Encore un film de SF post-apocalyptique made in Hollywood? C’est un peu la première question qu’on se pose à la découverte du Transperceneige, à croire que l’usine à rêves hollywoodienne ne jure que par l’Apocalypse ces derniers temps, que ce soit sous la forme de comédies (This is the End), de films de zombies (World War Z), de film d’action écolo-friendly (Elysium) ou de kaiju-eiga (Pacific Rim). Le tout saupoudré par une brin de lutte des classes où les pauvres toujours plus pauvres doivent combattre des riches toujours plus privilégiés.
2031. La terre n’est plus qu’une étendue gelée. Les derniers survivants sont à bord d’un train condamné à tourner autour de la Terre, le Transperceneige. En queue de véhicule, les prolétaires et en tête, Wilford (Ed Harris), le grand ordonnateur de ce nouvel ordre mondial. Entre les deux, une suite de wagons qui sont autant de classes sociales et univers que Curtis (Chris Evans), Spartacus post-moderne et ses camarades s’emploient à traverser pour rétablir l’égalité.
La deuxième question qui vient à l’esprit, une fois ce pitch découvert est bien sur: que vient faire Bong Joon-ho à Hollywood? Comment l’auteur génial de Mother et Memories for Murder pouvait s’embarquer pour une coproduction internationale, lui qui bénéficiait en son pays d’une totale liberté d’action après le succès de The Host? Son talent de réalisateur allait-il pouvoir s’affirmer dans une industrie américaine connue pour être parfois très cruelle avec des auteurs étrangers (Neil Blomkamp en sait quelque chose)? Quand on sait que cette adaptation cinématographique du Transperceneige, la bande-dessinée française de Jacques Lob et Jean Marc Rochette datant de 1983 (Jacques Lob au scénario et Jean-Marc Rochette au dessin, puis scénarisé par Benjamin Legrand en 1999, après le décès de Lob) est en fait un retour du surdoué coréen à la science-fiction – rappelons-nous The Host et Tokyo, co-réalisé avec Gondry et Carax - on était en droit d’avoir les espérances les plus folles.
En fait la réponse à toutes ces questions est dans le film, dans les deux heures de spectacle foisonnant que dure l’expérience Transperceneige. Bong Joon-ho relève ici le double défi du huis-clos en mouvement pour créer un nouveau type de fiction sans frontières, effaçant tout repère spatial ou temporel dans un blockbuster ambigu: entre grand spectacle et transgression. A partir d’un récit élémentaire, aux enjeux un poil schématiques mais à la symbolique très forte, Bong Joon-ho construit minutieusement son expérience plastique guidée par les mouvements du train et dont il exploite toutes les potentialités, puisant à la fois dans le langage du film de guerre, de la SF et du jeu vidéo.

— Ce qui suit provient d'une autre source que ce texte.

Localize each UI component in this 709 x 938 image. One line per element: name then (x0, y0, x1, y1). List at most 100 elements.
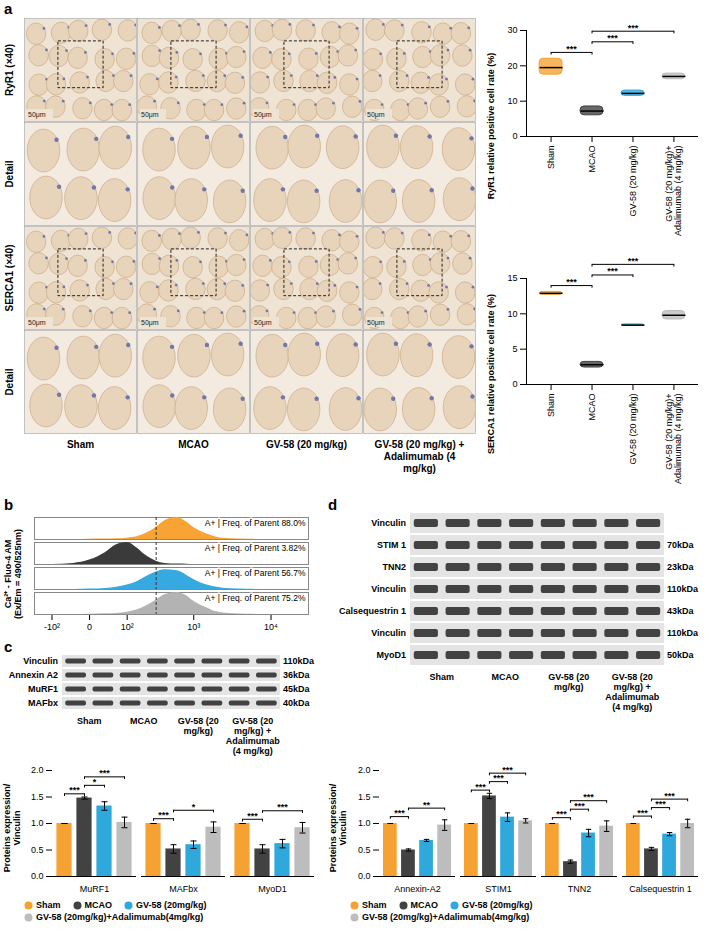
svg-text:1.0: 1.0 (31, 818, 44, 828)
svg-text:Calsequestrin 1: Calsequestrin 1 (629, 884, 692, 894)
svg-text:2.0: 2.0 (358, 765, 371, 775)
svg-text:RyR1 relative positive cell ra: RyR1 relative positive cell rate (%) (486, 53, 496, 200)
svg-text:A+ | Freq. of Parent 75.2%: A+ | Freq. of Parent 75.2% (205, 593, 306, 603)
svg-text:Sham: Sham (546, 146, 556, 170)
svg-text:***: *** (637, 808, 648, 818)
svg-text:40kDa: 40kDa (283, 698, 311, 708)
svg-text:SERCA1 (×40): SERCA1 (×40) (4, 245, 15, 312)
svg-text:0.5: 0.5 (31, 845, 44, 855)
svg-text:50kDa: 50kDa (667, 650, 695, 660)
svg-text:110kDa: 110kDa (283, 656, 315, 666)
svg-text:MCAO: MCAO (492, 672, 520, 682)
svg-text:***: *** (475, 782, 486, 792)
svg-text:110kDa: 110kDa (667, 584, 699, 594)
svg-text:0.0: 0.0 (358, 871, 371, 881)
svg-text:**: ** (423, 800, 431, 810)
svg-text:MCAO: MCAO (130, 716, 158, 726)
svg-text:2.0: 2.0 (31, 765, 44, 775)
svg-text:***: *** (628, 256, 639, 266)
svg-text:Sham: Sham (546, 394, 556, 418)
svg-text:36kDa: 36kDa (283, 670, 311, 680)
svg-text:23kDa: 23kDa (667, 562, 695, 572)
svg-text:Sham: Sham (67, 439, 94, 450)
svg-text:1.5: 1.5 (358, 792, 371, 802)
svg-text:MCAO: MCAO (587, 394, 597, 421)
svg-text:10²: 10² (121, 622, 134, 632)
svg-text:***: *** (69, 785, 80, 795)
svg-text:***: *** (566, 44, 577, 54)
svg-text:***: *** (99, 768, 110, 778)
svg-text:***: *** (664, 791, 675, 801)
svg-text:Proteins expression/Vinculin: Proteins expression/Vinculin (328, 783, 348, 872)
svg-text:***: *** (394, 808, 405, 818)
svg-text:15: 15 (507, 273, 517, 283)
svg-text:A+ | Freq. of Parent 56.7%: A+ | Freq. of Parent 56.7% (205, 568, 306, 578)
svg-text:Annexin-A2: Annexin-A2 (394, 884, 441, 894)
svg-text:50μm: 50μm (367, 111, 385, 119)
svg-text:0.0: 0.0 (31, 871, 44, 881)
svg-text:Vinculin: Vinculin (23, 656, 58, 666)
svg-text:GV-58 (20 mg/kg): GV-58 (20 mg/kg) (628, 393, 638, 464)
svg-text:43kDa: 43kDa (667, 606, 695, 616)
svg-text:10³: 10³ (187, 622, 200, 632)
svg-text:***: *** (607, 33, 618, 43)
svg-text:MyoD1: MyoD1 (376, 650, 406, 660)
svg-text:20: 20 (507, 61, 517, 71)
svg-text:1.5: 1.5 (31, 792, 44, 802)
svg-text:***: *** (158, 810, 169, 820)
svg-text:MAFbx: MAFbx (169, 884, 198, 894)
svg-text:Calsequestrin 1: Calsequestrin 1 (339, 606, 406, 616)
svg-text:50μm: 50μm (28, 319, 46, 327)
svg-text:MCAO: MCAO (178, 439, 209, 450)
svg-text:***: *** (566, 277, 577, 287)
svg-text:Proteins expression/Vinculin: Proteins expression/Vinculin (2, 783, 22, 872)
svg-text:45kDa: 45kDa (283, 684, 311, 694)
svg-text:Vinculin: Vinculin (371, 518, 406, 528)
svg-text:5: 5 (512, 344, 517, 354)
svg-text:MuRF1: MuRF1 (80, 884, 110, 894)
svg-text:*: * (93, 777, 97, 787)
svg-text:***: *** (502, 765, 513, 775)
svg-text:GV-58 (20mg/kg) +Adalimumab(4: GV-58 (20mg/kg) +Adalimumab(4 mg/kg) (226, 716, 281, 756)
svg-text:10: 10 (507, 96, 517, 106)
svg-text:RyR1 (×40): RyR1 (×40) (4, 44, 15, 96)
svg-text:MAFbx: MAFbx (28, 698, 58, 708)
svg-text:50μm: 50μm (367, 319, 385, 327)
svg-text:50μm: 50μm (141, 319, 159, 327)
svg-text:0.5: 0.5 (358, 845, 371, 855)
svg-text:1.0: 1.0 (358, 818, 371, 828)
svg-text:Sham: Sham (429, 672, 454, 682)
svg-text:GV-58 (20mg/kg) +Adalimumab(4: GV-58 (20mg/kg) +Adalimumab(4 mg/kg) (605, 672, 660, 712)
svg-text:0: 0 (87, 622, 92, 632)
svg-text:110kDa: 110kDa (667, 628, 699, 638)
svg-text:GV-58 (20 mg/kg) +Adalimumab (: GV-58 (20 mg/kg) +Adalimumab (4mg/kg) (375, 439, 465, 474)
svg-text:Annexin A2: Annexin A2 (9, 670, 58, 680)
svg-text:STIM1: STIM1 (485, 884, 512, 894)
svg-text:MuRF1: MuRF1 (28, 684, 58, 694)
svg-text:50μm: 50μm (254, 319, 272, 327)
svg-text:GV-58 (20 mg/kg)+Adalimumab (4: GV-58 (20 mg/kg)+Adalimumab (4 mg/kg) (664, 146, 683, 237)
svg-text:GV-58 (20mg/kg): GV-58 (20mg/kg) (178, 716, 219, 736)
svg-text:GV-58 (20mg/kg): GV-58 (20mg/kg) (548, 672, 589, 692)
svg-text:***: *** (277, 802, 288, 812)
svg-text:*: * (192, 802, 196, 812)
svg-text:MyoD1: MyoD1 (258, 884, 287, 894)
svg-text:0: 0 (512, 379, 517, 389)
svg-text:TNN2: TNN2 (568, 884, 592, 894)
svg-text:50μm: 50μm (141, 111, 159, 119)
svg-text:50μm: 50μm (254, 111, 272, 119)
svg-text:50μm: 50μm (28, 111, 46, 119)
svg-text:Detail: Detail (4, 160, 15, 187)
svg-text:GV-58 (20 mg/kg)+Adalimumab (4: GV-58 (20 mg/kg)+Adalimumab (4 mg/kg) (664, 394, 683, 485)
svg-text:TNN2: TNN2 (382, 562, 406, 572)
svg-text:SERCA1 relative positive cell: SERCA1 relative positive cell rate (%) (486, 294, 496, 454)
svg-text:A+ | Freq. of Parent 3.82%: A+ | Freq. of Parent 3.82% (205, 543, 306, 553)
svg-text:10⁴: 10⁴ (264, 622, 278, 632)
svg-text:-10²: -10² (44, 622, 60, 632)
svg-text:Vinculin: Vinculin (371, 584, 406, 594)
svg-text:Detail: Detail (4, 368, 15, 395)
svg-text:***: *** (556, 809, 567, 819)
svg-text:30: 30 (507, 25, 517, 35)
svg-text:Sham: Sham (77, 716, 102, 726)
svg-text:***: *** (583, 792, 594, 802)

En effet, sans jamais quitter l’espace clos de son monstre de fer, le récit suit sa course à la manière d’un jeu vidéo avec sa progression par niveaux, à la fin desquels surgissent de nouveaux boss chaque fois plus méchants, une variation des points de vue et plus encore la possibilité d’intéreagir avec son environnement. Chaque nouvel accident dans la course effrénée du Transperceneige - que ce soit un tunnel, la roche, un paysage enneigé ou un déraillement – constitue autant de défis relevés par la mise en scène virtuose de Bong Joon-ho.
Film intelligent sans chercher à l’être, Le Transperceneige met en équilibre les contraintes de sa mise en scène avec une narration aussi linéaire que la progression physique de ses personnages. Pas d’ellipses, pas de flashbacks mais une toile de fond solide et réaliste.
L’allégorie du train est brillante, peut-être un poil trop appuyée pour être pleinement efficace cependant. Figure à la fois anachronique (sf futuriste contre mode de transport « primitif » aujourd’hui) et farouchement moderne, le train nous rappelle les dérives de nos sociétés actuelles, prisonnières d’un monstre technologique et inégalitaire pris dans une fuite en avant suicidaire dans un écosystème ravagé.
Chacun de ses compartiments est l’occasion, dans une même continuité narrative, d’un changement de décor et d’ambiance – d’une salle de classe à un sauna – mais aussi d’un changement de genre – du loufoque à l’action pure. Faire la révolution tout en suivant les rails, voici le défi à la fois des personnages et du réalisateur qui retrouve la folie ses précédents opus mais une folie cette fois adoucie par la nature même du projet et ses défis esthétiques et techniques. Une éloge de la contrainte.